Swami Vivekananda described Kerala as a madhouse. Interestingly, the followers of the Swami turned out to be quite as mad as the inhabitants of what he described as a madhouse and what later has been advertised as God’s own country.
I once visited an ashram of the Vivekananda Swamis in the north-eastern part of India. I was quite down and out at that time, thanks to the manipulative games played by my boss with the help of many social, political and religious leaders. I was an atheist looking for a solution from a theist, from any god or demon. The Guru of the Anandashram made me feel like a piece of garbage. He expected me to fall prostrate at his feet. As a result, the first thing I did after coming out from the ashram was to order a paan with strong tobacco in it and add a cigarette to the order.
A few months later, a classmate of mine at the Central Institute of English and Foreign Languages (CIEFL), volunteered to imitate me in the classroom where sat students who were all mostly college lecturers deputed to do a course for which nobody who knew about the worth of the course would have paid a penny from his/her pocket. My classmate claimed that he was imitating me and then he walked with a backbone bent backwards. I questioned him later over a drink that I sponsored. “I have a forward stoop like a beaten man; why did you show me as the opposite?” “Ego, you stupid, you have a big ego which I was dramatising.”
The classmate was from Orissa and he had never known me before we met at CIEFL. So I raised a question, “Have I ever offended you with my ego?”
“No, not at all,” he said. I don’t think he was paying me back for the drink I offered him.
“Do you really think I have a big ego?” I persisted.
“Why do you think your principal has deputed you for this course?” he asked me.
It took me quite some time to find out that CIEFL’s course was a way for some principals to keep away at least one of their staff for a year. This friend of mine who enacted my ego (and who was a lecturer in English in a college in Orissa) and attended the English teaching course at CIEFL is today a practising lawyer in his home state. And I am a gypsy schoolteacher in an alien land.
Ten years after my joining the latest gypsy job, my employer wanted my caste certificate. Sorry, my birth certificate. All other certificates must be in order, I think, and they just want to harass me with something or they want to make sure whether I belong to some caste that the Government of India deems to be scheduled.
My parents had taught me that I belonged to the General Category [out of the umpteen categories available in my country] because Christianity did not approve of the caste system. It took me decades to find out that most people outside Kerala thought that all Christians are converts from the shudra caste or from scheduled tribes. In fact, Delhi taught me that. Delhi is quite a funny place for many reasons. That’s why I became suspicious when my employer wanted my birth certificate. For the first time in my life I looked carefully at that birth certificate. Alas, it gives me a caste! I belong to a caste called “RCS.” Will anyone tell me what that caste is?
I studied in a school (where that birth certificate was made when I passed class 10) run by the Catholic Church.
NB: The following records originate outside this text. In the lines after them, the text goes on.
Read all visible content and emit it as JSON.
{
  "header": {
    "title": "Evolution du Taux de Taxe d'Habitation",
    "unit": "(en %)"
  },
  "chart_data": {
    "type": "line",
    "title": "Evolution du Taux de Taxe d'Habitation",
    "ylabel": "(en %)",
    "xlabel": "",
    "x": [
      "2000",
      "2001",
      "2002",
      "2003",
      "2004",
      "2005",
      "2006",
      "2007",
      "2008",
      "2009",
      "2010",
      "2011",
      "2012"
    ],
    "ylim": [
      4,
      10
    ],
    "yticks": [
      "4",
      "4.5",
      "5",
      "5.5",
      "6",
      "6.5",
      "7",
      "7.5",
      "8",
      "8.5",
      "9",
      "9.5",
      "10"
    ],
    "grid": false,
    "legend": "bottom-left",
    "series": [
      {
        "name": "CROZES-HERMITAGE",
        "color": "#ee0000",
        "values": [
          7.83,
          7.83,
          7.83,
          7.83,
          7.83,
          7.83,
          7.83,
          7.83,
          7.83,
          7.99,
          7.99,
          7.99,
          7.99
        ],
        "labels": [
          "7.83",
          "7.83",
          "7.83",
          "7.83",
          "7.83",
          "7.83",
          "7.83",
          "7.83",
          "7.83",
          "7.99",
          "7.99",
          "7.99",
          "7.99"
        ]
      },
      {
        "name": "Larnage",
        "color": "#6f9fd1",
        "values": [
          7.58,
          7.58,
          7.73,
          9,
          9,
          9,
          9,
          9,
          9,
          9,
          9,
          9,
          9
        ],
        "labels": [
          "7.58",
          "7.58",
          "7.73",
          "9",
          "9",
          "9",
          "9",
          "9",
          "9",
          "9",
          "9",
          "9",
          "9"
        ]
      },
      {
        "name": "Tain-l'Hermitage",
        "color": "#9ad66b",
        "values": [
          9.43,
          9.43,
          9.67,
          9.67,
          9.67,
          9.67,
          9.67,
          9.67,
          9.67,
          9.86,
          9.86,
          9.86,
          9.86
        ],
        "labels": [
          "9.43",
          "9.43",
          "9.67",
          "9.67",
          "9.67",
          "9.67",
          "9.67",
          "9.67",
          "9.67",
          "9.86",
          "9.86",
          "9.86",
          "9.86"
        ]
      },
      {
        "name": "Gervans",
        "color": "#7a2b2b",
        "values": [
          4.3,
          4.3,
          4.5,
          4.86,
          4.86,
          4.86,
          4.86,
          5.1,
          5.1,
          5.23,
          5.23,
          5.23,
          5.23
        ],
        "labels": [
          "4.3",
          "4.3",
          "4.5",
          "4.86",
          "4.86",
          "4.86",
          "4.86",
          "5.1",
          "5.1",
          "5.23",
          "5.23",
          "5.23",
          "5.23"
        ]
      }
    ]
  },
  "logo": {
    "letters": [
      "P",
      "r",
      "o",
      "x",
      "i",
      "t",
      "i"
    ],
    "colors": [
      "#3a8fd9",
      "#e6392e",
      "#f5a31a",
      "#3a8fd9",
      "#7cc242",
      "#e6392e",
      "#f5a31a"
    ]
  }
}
My Headmaster was my English teacher, a typical cane-wielding Catholic priest-teacher. [For more about that school and that headmaster, you are welcome to my earlier posts: https://matheikal.wordpress.com/2009/11/22/gospel-according-to-father-veranani/
Why didn’t that English-literate priest know that RCS [Roman Catholic Syrian] was not a caste but one of the many fissiparous denominations of Christianity? At least, he should have read the fine print below that caste entry: “In case of backward classes eligible for fee concession.” No Christian in Kerala ever got any fee concession in the whole history of the state, I know that. No Christian in Kerala has been given the state of any backward caste or tribe. And yet why did my headmaster, a Catholic priest, do this injustice to me? And to thousands of other pupils [later, people] like me?
Do I belong to a high caste? No. I don’t belong to any caste. That’s what I want to state. I don’t belong to any madhouse that Swami Vivekananda saw in Kerala and the madhouse that his followers established in his name later. My employers are free to interpret my certificate anyway they like. I am now living in a madhouse called Delhi.
Delhi likes to place people according to their caste!
Would I like to claim allegiance to the high caste in Kerala? No, in spite of the history of my family as handed down to me. The high caste in Kerala, until the 19th century, insisted on all the low caste women (especially the younger variety) to walk about without covering their breasts. When the lower caste people started converting to Christianity or Islam so that their women could at least protect their breasts from the higher caste ogling men (forget the nocturnal neglect of untouchability by the higher caste men), the kings and their minions in Kerala started persecuting the lower castes. Consequently, there were quite many riots in Kerala – e.g., the Channar riots in the first quarter of 19th century. The caste system eventually disappeared from Kerala.
However, I’m left amused with the caste certificate given to me by my Catholic priest-headmaster who ought to have known the history of Kerala more than English.